Demanding a Seat at the Table
To avoid being left behind, tax departments must demand a seat at the table alongside core finance and IT decision makers. According to Leskela and Bernard, there are three things that businesses can do to help tax leaders secure their spot and ensure that the organization welcomes them:
- Tax leaders must be able to identify how they can provide innovation and how that innovation can not only have a positive impact on the business, but also improve the effectiveness of how tax functions are performed. These innovations should be documented in compliance-driven business cases, and integrated into mainstream changes that affect finance operations. They should also align with the CFO’s objectives and larger technology transformation initiatives, such as a move to SAP S/4HANA.

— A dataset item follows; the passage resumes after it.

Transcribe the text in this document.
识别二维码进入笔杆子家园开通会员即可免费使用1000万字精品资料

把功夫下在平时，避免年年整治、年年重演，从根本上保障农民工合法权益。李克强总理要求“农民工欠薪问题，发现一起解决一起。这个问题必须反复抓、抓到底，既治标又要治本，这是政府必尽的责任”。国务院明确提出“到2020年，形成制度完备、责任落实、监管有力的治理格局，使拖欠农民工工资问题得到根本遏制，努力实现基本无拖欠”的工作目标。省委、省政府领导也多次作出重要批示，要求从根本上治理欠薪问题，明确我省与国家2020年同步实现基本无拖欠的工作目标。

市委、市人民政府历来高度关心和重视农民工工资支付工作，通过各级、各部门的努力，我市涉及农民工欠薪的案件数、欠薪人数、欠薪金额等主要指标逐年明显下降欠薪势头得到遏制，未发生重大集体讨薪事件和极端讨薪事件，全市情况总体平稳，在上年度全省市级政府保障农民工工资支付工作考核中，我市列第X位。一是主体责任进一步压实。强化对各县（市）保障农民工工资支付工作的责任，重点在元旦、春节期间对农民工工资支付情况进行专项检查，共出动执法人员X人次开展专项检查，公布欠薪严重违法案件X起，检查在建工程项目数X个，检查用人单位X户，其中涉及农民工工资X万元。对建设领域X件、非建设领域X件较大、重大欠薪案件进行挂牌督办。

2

- Tax departments must be more willing to adapt to and integrate with new technologies, utilize applicable functionality in existing technology, and become more proactive as a department to increase their profile and up the relevance of their role. This is necessary to increase visibility for the organization around how the tax department is contributing to overall corporate value.
- Everyone must break through the misconception that the cloud should be confined to front-office departments. Businesses that move more than just sales and marketing applications to the cloud have experienced success driven by core economics and by a comfort level in the organization that comes from having reliable, repeatable experiences with their data and security model, and no significant breaches over a long period of time.